Now I'm more depressed than ever. Oh I wish I had found this site years ago. I'm stuck and my husband is enjoying it. We have not lived in the same home for three years.But we both own them jointly, deed and mortgage.He has taken all the money we had in joint accounts and done something with them. So I can't hire my own attorney. I've tried. For some reason they want to get paid for their work. And I don't qualify for free legal aid because I'm connected with the money he makes. So here I am in hell that because of my stupidity as well . I can't go anywhere ,I can't even try to start a good life for myself. I've been a stay-at-home wife and mother for most of our marriage which this past Sept.9 was 46 years. I'm 63 yrs.old with no skills and poor health . And don't believe when you read they're an equal opportunity employer.There is no such thing.It just looks good on paper.So now what? Any advice will be greatly appreciated.

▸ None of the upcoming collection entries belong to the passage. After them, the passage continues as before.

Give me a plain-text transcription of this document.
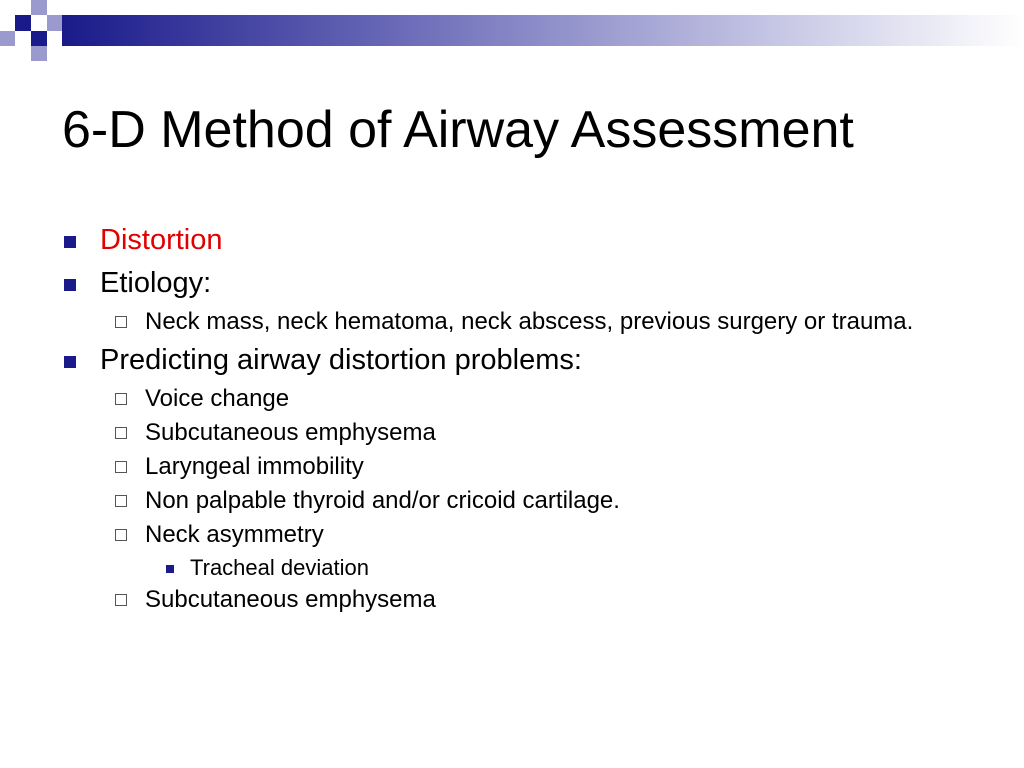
6-D Method of Airway Assessment
Distortion
Etiology:
Neck mass, neck hematoma, neck abscess, previous surgery or trauma.
Predicting airway distortion problems:
Voice change
Subcutaneous emphysema
Laryngeal immobility
Non palpable thyroid and/or cricoid cartilage.
Neck asymmetry
Tracheal deviation
Subcutaneous emphysema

Please no pity, I've thrown enough of those party's all by myself.I am better these days I have found a wonderful friend again after several years and in all the years we knew each other never knowing we were going through some of the same things. We were good very good at pretending. She has been my shoulder to cry on, my cheerleader, and my prayer partner. God has surely placed her in my life again at just the time I needed her the most. So even in this I have something to be thankful for.

Re: Slowly climbing out of Hell

Laura: I would contact your local women's services center because he is abusing you financially.

Re: Slowly climbing out of Hell

What is and where would one find a local woman’s service center?

Re: Slowly climbing out of Hell

I would go on line to look for a women's services center in your area or call a local State Govt. agency to see if they have phone listings for one or call the Domestic Violence Hotline.

Re: Slowly climbing out of Hell

I agree with Lara. There are many resources, it takes time. I’m starting the process myself. I’m getting all my ducks in a row. He won’t know what hit him.